Reeve of Berlin, Ontario
- In office 1865–1868
- Preceded by: Henry S. Huber
- Succeeded by: Hugo Kranz

Personal details
- Born: 4 October 1834 Waterford, Townsend Township, Norfolk County, Upper Canada
- Died: 8 January 1917 (aged 82) Kitchener, Ontario, Canada
- Spouse: Lissie Hespeler ​(m. 1861)​
- Children: Annie Hespeler Bowlby
- Parents: Adam Bowlby (father); Elizabeth Sovereign (mother);
- Education: Upper Canada College; University of Toronto;
- Occupation: Lawyer

= Ward Bowlby =

Canadian lawyer and politician

Ward Hamilton Bowlby (October 4, 1834 - January 8, 1917) was a Canadian lawyer and politician. He served as reeve of Berlin from 1865 to 1868.

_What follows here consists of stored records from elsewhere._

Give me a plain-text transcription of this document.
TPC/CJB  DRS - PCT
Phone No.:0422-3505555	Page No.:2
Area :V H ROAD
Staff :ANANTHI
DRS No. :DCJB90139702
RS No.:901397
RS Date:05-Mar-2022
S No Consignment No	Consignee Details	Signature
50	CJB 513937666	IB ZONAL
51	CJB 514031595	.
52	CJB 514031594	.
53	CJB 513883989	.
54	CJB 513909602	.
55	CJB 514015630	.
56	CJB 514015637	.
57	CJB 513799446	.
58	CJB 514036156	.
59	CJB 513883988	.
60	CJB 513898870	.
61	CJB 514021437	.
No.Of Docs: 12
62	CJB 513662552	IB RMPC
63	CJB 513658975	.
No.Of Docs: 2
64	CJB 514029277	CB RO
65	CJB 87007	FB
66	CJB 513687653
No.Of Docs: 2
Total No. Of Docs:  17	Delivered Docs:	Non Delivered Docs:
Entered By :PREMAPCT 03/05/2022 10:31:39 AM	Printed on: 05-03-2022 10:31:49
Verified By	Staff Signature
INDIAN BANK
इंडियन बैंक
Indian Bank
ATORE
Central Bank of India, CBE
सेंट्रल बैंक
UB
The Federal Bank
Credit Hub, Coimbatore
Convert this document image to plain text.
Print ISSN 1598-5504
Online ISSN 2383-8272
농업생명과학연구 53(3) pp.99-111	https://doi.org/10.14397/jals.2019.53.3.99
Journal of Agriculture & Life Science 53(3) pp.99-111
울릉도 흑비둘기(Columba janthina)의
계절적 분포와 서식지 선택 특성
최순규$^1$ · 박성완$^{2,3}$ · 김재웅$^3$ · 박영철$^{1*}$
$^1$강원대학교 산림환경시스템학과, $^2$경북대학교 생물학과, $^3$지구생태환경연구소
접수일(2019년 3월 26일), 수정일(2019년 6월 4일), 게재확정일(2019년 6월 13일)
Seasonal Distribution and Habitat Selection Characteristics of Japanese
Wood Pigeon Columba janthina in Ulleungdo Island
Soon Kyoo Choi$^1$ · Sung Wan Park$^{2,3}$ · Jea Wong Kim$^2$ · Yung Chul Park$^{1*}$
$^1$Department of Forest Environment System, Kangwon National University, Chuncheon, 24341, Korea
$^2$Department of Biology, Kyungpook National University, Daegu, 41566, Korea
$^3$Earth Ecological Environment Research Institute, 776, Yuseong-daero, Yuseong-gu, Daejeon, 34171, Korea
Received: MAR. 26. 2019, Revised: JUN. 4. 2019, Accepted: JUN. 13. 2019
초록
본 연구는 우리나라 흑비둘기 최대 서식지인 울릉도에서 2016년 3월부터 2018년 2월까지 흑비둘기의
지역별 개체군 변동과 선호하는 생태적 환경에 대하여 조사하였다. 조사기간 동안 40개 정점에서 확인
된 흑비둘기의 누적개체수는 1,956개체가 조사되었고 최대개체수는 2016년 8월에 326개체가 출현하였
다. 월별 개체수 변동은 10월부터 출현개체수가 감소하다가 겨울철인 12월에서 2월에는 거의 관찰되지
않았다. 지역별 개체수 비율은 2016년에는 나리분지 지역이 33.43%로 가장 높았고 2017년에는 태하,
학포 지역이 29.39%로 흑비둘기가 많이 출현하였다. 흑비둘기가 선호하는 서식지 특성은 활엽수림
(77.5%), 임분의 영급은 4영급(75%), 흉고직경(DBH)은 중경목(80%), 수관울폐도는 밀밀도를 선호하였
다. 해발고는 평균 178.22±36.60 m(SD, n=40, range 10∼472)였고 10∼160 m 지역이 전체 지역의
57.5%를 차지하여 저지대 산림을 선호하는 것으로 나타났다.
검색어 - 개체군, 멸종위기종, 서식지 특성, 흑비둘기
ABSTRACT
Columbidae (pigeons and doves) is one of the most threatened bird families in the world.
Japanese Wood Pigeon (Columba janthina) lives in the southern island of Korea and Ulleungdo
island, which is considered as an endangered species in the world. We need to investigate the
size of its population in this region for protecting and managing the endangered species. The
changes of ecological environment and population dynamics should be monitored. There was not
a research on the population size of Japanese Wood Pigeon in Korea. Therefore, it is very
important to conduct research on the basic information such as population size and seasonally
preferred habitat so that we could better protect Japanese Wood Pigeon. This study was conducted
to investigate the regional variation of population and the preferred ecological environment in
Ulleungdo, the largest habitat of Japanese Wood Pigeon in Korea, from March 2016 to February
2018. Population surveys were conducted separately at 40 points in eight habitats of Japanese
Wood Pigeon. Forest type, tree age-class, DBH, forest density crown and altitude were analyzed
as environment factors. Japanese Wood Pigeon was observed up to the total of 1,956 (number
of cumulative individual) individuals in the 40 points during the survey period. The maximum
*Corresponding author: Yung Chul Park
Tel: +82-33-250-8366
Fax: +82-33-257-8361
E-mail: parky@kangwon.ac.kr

The son of Adam Bowlby and Elizabeth Sovereign, both of United Empire Loyalist descent, he was born in Townsend township, Norfolk County, Upper Canada and was educated in Simcoe, Streetsville and St. Thomas, at Upper Canada College in Toronto and at the University of Toronto. He articled in law with a firm in Toronto and was called to the Ontario bar in 1858. Bowlby then set up practice in Berlin. In 1876, he founded the firm Bowlby, Colquhoun and Clement.

He served on the town and county councils and on the Berlin public school board. In 1862, he was named registrar for South Waterloo. In 1867, Bowlby was named Crown Attorney and clerk of the peace for Waterloo County. He was named King's Counsel. Bowlby retired from the practice of law in 1903.

In 1861, Bowlby married Lissie, the daughter of Jacob Hespeler. His daughter Annie Hespeler Bowlby married George Perley. Bowlby died on January 8, 1917, and was buried at Mount Hope Cemetery in Kitchener.